In our study, we found that significant change in GST and plasma albumin concentration in 30 patients each after halothane anaesthesia. GST concentration was increased in all samples (at 1, 6, 24 hour) it was maximum at 6 hour and started declining after that, at 24 h value of GST was decreased  but not  reached to baseline value. In isoflurane group no significant difference was observed from base line, but plasma albumin and globulin concentrations were lower at post operative interval than that at baseline. This suggests that increase in plasma GST concentration seen 3 to 6 hr after halothane does not result from hemoconcentration or from diminished clearance of GST, for, if this had been the case, then albumin and globulin activity would have been increased, the parallel decrease in albumin and globulin concentration in post operative sample after halothane anaesthesia. Our findings suggest that incidental factors do not result in change in plasma GST concentration after anaesthesia because change in GST concentration may occur in healthy individuals within the day or after overnight fasting.

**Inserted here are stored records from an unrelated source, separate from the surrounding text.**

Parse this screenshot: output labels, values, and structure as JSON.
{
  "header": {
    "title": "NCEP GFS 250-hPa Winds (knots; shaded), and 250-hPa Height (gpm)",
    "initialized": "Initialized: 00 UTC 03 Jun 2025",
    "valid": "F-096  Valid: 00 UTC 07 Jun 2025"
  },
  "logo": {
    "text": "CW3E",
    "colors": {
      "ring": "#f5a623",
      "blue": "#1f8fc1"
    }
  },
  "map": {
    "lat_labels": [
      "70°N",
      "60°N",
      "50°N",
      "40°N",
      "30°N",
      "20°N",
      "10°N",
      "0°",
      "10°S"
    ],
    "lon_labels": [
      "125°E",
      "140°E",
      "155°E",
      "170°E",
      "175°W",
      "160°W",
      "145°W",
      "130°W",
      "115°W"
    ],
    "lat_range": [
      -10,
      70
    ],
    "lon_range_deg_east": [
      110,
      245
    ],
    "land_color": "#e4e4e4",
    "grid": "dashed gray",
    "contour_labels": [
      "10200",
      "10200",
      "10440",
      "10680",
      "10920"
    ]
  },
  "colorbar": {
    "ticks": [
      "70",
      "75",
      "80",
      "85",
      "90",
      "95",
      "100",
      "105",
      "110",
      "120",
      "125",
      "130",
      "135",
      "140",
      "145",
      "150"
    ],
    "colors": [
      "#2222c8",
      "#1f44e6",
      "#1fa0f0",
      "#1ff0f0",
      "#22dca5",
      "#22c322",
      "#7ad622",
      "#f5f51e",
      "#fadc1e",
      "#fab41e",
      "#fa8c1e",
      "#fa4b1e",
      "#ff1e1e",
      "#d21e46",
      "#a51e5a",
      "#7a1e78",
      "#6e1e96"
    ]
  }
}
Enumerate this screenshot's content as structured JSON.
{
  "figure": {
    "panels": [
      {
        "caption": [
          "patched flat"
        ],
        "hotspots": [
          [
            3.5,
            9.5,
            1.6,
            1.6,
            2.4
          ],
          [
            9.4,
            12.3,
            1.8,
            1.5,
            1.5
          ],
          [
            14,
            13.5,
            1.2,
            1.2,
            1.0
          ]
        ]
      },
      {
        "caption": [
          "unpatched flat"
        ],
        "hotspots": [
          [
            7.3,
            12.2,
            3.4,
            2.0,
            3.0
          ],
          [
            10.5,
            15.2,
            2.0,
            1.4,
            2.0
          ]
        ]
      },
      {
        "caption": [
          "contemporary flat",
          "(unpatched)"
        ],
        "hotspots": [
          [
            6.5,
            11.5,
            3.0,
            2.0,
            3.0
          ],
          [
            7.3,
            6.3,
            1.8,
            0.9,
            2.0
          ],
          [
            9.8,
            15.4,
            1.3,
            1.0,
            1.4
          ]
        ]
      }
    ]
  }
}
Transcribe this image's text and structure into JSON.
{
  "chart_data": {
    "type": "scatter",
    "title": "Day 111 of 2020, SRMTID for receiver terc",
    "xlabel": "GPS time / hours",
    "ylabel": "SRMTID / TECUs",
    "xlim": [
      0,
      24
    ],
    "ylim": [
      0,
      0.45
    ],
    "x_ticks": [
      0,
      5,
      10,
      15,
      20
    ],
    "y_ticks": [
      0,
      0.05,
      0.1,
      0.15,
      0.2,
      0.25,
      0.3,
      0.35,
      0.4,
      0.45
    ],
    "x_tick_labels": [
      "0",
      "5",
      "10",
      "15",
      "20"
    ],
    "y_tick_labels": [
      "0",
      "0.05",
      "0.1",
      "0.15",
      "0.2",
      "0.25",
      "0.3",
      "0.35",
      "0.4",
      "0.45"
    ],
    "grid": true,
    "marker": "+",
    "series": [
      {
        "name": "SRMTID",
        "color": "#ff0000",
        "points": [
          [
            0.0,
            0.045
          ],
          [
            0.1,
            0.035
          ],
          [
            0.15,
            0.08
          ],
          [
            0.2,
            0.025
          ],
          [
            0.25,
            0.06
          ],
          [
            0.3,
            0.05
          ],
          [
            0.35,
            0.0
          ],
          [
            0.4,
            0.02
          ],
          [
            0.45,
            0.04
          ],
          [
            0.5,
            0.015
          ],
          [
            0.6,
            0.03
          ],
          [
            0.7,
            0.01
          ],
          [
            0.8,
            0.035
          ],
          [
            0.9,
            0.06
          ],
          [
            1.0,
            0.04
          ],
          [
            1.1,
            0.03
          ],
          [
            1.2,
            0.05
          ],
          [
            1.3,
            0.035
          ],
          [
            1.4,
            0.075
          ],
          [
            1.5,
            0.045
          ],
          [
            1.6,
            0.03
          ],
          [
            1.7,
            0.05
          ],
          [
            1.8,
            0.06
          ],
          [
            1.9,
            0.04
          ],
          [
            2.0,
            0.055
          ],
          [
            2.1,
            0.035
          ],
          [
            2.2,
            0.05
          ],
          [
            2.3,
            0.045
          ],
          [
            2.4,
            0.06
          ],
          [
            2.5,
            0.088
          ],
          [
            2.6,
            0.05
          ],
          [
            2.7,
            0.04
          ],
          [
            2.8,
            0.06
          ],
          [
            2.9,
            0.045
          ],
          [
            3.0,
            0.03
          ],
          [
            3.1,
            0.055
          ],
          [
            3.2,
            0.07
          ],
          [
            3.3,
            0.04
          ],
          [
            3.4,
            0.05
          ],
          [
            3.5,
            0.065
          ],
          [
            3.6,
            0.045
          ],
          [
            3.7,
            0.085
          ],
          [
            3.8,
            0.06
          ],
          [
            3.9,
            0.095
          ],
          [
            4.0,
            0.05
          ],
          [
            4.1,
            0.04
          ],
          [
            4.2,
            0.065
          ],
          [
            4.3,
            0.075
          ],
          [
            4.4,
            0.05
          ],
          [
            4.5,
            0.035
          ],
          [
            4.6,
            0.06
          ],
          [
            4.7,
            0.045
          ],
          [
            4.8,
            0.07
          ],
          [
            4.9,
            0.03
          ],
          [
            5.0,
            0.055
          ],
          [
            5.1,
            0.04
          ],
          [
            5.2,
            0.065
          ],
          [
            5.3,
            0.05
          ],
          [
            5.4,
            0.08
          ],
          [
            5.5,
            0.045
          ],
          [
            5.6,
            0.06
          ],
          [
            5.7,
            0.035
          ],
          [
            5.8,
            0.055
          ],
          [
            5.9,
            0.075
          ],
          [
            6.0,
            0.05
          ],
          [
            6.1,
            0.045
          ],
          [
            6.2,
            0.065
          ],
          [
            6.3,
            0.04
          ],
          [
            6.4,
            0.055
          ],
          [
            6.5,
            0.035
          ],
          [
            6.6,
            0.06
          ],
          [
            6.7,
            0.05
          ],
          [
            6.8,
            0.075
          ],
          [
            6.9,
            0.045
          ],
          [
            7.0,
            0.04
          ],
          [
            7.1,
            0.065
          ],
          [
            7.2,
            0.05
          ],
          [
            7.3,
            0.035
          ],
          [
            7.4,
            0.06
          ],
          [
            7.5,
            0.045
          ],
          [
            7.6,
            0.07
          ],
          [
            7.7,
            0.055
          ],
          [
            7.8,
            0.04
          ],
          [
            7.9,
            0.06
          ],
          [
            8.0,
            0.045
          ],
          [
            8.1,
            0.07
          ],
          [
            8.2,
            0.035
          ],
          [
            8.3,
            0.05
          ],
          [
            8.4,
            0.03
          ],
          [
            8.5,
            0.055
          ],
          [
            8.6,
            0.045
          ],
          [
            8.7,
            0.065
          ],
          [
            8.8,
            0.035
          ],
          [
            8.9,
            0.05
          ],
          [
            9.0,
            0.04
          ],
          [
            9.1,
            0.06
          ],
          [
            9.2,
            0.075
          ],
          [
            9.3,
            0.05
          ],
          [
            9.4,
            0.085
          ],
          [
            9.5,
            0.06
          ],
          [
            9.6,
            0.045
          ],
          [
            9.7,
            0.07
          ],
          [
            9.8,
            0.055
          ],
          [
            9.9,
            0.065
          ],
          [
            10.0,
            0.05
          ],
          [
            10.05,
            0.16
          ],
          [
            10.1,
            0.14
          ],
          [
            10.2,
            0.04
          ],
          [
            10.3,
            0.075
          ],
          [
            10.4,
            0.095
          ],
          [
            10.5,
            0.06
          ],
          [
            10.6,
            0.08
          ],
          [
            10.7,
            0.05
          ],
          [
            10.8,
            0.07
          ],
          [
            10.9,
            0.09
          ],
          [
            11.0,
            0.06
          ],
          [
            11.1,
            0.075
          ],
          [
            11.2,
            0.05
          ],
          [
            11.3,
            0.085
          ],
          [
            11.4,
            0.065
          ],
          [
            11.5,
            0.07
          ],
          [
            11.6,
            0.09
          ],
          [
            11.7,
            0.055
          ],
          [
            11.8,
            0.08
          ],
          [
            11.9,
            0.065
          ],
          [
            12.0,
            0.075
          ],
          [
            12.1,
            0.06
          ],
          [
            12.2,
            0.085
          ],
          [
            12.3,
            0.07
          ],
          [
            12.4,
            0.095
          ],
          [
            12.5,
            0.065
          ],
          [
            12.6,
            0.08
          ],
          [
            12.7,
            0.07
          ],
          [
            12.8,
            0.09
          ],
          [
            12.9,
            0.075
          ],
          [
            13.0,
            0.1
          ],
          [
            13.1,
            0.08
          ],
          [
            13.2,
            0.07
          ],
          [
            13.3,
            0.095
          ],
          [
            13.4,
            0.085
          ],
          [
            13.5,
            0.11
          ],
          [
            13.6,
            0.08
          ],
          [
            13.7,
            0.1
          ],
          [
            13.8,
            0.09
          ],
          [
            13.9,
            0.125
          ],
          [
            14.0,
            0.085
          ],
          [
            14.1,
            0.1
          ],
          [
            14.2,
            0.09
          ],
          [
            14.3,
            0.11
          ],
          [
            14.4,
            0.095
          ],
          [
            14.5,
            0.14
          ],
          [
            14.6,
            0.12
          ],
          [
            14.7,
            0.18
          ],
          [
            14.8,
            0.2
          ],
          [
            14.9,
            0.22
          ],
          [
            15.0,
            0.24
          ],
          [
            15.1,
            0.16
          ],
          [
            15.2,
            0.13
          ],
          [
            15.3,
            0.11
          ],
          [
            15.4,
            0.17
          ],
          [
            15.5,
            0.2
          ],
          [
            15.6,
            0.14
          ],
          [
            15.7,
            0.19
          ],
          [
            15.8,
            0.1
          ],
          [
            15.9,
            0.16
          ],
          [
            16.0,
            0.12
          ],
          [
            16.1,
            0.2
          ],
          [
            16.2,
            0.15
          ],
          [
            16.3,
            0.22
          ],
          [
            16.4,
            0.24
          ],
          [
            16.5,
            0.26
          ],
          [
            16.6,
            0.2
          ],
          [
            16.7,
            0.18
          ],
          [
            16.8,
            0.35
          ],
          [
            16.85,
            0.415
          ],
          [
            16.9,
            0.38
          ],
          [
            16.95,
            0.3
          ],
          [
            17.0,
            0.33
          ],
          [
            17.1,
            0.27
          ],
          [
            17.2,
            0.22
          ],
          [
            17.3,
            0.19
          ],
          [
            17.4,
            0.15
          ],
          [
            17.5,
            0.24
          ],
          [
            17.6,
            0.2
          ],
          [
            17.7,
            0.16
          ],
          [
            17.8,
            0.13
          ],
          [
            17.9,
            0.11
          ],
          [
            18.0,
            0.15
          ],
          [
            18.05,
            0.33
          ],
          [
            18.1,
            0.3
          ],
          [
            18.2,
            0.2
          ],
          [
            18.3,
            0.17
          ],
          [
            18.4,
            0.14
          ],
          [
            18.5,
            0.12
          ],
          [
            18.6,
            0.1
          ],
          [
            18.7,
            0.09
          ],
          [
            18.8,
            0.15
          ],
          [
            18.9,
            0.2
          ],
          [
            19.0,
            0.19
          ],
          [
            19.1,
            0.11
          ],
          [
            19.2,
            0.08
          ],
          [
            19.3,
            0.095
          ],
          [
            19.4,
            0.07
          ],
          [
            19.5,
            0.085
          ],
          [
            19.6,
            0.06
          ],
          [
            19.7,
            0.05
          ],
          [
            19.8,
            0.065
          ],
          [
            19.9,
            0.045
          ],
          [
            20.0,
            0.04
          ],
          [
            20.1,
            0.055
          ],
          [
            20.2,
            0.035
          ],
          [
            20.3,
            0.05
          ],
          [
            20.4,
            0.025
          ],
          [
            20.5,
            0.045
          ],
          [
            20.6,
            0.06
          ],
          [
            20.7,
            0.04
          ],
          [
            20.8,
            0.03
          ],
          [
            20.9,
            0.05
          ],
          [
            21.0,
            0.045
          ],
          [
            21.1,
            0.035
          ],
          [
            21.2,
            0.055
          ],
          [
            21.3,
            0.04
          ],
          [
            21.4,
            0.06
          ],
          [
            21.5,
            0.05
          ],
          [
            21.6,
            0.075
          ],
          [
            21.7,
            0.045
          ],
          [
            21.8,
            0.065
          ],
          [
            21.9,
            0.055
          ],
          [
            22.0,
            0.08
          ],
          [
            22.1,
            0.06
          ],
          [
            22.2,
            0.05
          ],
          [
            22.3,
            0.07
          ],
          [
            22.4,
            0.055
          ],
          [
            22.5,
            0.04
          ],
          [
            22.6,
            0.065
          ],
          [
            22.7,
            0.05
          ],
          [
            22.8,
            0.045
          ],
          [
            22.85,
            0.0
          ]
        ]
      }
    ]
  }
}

Our data support the use of isoflurane rather than halothane for prolonged anaesthesia. As in our study, Glutathiones-transeferase activity was increased significantly in halothane group throughout the period of study compared with those received isoflurane. Denno et al. (1995) reported that the ratio of reduced glutathione/oxidized glutathione is maintained in the liver during short-term hepatic hypoxia. In our study on comparing the ratio GSH/GSSG at different time intervals i.e. 1, 6 and 24 hour in the two study groups, statistically significant differences were seen between the two group at all time intervals (p<0.001) with isoflurane showing significant higher mean value as compared to halothane. So our data suggest that GSH/GSSG ratio will have no significant difference from baseline was seen in both groups but it was significantly higher in Group B.

CONCLUSION

In clinically identical situations, anaesthesia with halothane but not isoflurane lead to demonstrable impairment of hepatocellular integrity. hemodynamic stability is also better maintained with isoflurane as compared to halothane. So, isoflurane can be used as volatile anaesthetic without risk of producing hepatic damage in most patients.